La preuve d’une faute qualifiée est donc nécessaire pour engager la responsabilité pénale des décideurs, personnes physiques. La faute simple (violation d’une obligation de sécurité ou de prudence ou faute de négligence ou d’imprudence) suffit pour engager la responsabilité pénale des personnes morales, étant précisé que les collectivités territoriales et leur groupement ne sont responsables pénalement que des infractions commises dans l’exercice d’activités susceptibles de faire l’objet de conventions de délégation de service public.
La faute s’apprécie de manière concrète, en fonction des circonstances de la cause.
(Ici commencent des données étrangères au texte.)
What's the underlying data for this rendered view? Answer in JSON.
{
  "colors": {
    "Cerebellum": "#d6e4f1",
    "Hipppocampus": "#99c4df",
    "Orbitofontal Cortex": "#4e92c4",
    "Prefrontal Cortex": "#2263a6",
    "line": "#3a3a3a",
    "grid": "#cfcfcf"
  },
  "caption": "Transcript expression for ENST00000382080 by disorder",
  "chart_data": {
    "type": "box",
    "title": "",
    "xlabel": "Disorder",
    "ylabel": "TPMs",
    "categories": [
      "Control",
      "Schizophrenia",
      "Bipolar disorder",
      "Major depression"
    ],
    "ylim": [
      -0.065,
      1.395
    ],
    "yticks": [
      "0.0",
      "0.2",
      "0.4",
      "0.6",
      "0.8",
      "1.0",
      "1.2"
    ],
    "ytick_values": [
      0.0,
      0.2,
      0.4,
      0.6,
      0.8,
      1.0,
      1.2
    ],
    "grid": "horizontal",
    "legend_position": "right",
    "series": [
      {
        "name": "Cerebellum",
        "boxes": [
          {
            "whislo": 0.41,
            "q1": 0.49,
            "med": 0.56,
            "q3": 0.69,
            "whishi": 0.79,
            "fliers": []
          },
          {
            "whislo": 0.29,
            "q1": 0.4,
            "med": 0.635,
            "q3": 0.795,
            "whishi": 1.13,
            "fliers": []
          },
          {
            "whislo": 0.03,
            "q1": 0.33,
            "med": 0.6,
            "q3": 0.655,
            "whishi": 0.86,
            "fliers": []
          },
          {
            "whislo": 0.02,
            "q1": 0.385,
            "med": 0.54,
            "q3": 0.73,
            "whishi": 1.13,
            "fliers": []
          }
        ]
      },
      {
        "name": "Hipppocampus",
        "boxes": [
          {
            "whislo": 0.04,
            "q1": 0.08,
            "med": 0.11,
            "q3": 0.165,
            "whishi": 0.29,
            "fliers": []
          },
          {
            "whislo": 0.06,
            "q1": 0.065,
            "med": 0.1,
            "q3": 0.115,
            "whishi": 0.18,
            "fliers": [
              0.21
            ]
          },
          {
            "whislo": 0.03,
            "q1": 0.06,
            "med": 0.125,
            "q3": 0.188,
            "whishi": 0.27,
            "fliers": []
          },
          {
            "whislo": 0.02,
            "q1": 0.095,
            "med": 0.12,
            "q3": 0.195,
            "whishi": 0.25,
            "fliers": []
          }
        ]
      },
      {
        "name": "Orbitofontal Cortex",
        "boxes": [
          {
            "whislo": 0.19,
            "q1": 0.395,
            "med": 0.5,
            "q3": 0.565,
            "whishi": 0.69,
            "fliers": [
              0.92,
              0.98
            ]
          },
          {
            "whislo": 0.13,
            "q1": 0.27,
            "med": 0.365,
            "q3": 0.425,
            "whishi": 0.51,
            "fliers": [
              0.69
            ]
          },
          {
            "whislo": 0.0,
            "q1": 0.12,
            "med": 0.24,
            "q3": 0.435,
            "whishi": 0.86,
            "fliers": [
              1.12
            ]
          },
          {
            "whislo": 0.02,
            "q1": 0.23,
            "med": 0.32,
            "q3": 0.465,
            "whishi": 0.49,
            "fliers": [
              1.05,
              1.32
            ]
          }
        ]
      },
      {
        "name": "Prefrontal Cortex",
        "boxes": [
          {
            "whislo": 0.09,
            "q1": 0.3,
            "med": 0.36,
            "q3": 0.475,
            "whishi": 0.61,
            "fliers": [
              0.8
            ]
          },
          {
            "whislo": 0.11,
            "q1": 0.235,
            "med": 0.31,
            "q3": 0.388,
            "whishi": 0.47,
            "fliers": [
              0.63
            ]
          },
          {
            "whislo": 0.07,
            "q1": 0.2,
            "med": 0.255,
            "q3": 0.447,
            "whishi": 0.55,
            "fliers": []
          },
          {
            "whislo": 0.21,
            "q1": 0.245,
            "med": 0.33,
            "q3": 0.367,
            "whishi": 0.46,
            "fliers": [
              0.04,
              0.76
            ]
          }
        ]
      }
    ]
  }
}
Afin de rassurer les élus locaux, le législateur a réaffirmé ce principe d’appréciation concrète des situations, tout en faisant échec à l’amendement proposé par le Sénat, qui tendait à l’exclusion de tout risque pénal. L’article L.3136-2 du code de la santé publique dispose dorénavant que « l’article 121-3 du code pénal est applicable en tenant compte des compétences, du pouvoir et des moyens dont disposait l’auteur des faits dans la situation de crise ayant justifié l’état d’urgence sanitaire, ainsi que de la nature de ses missions ou de ses fonctions, notamment en tant qu’autorité locale ou employeur. »
Si les décideurs, publics et privés, mettent tout en œuvre pour suivre les recommandations du Ministère du travail et du CNFPT et se conformer aux obligations édictées par le code du travail en matière de santé et de sécurité, le risque de les voir condamnés pénalement en cas de contamination par le Covid-19 sur le lieu de travail devrait pouvoir être maîtrisé.
A cet égard, au sein des moyennes et grandes structures, il peut être utile d’adapter les délégations de pouvoirs mises en place aux nécessités de la crise actuelle, voire de mettre en place de telles délégations, en s’assurant que le délégataire de pouvoirs bénéficie de l’autorité, des moyens et de la compétence nécessaires à l’exercice des pouvoirs qui lui sont confiés, afin de circonscrire au mieux le risque de contamination au sein de la structure et de rationaliser le risque pénal encouru.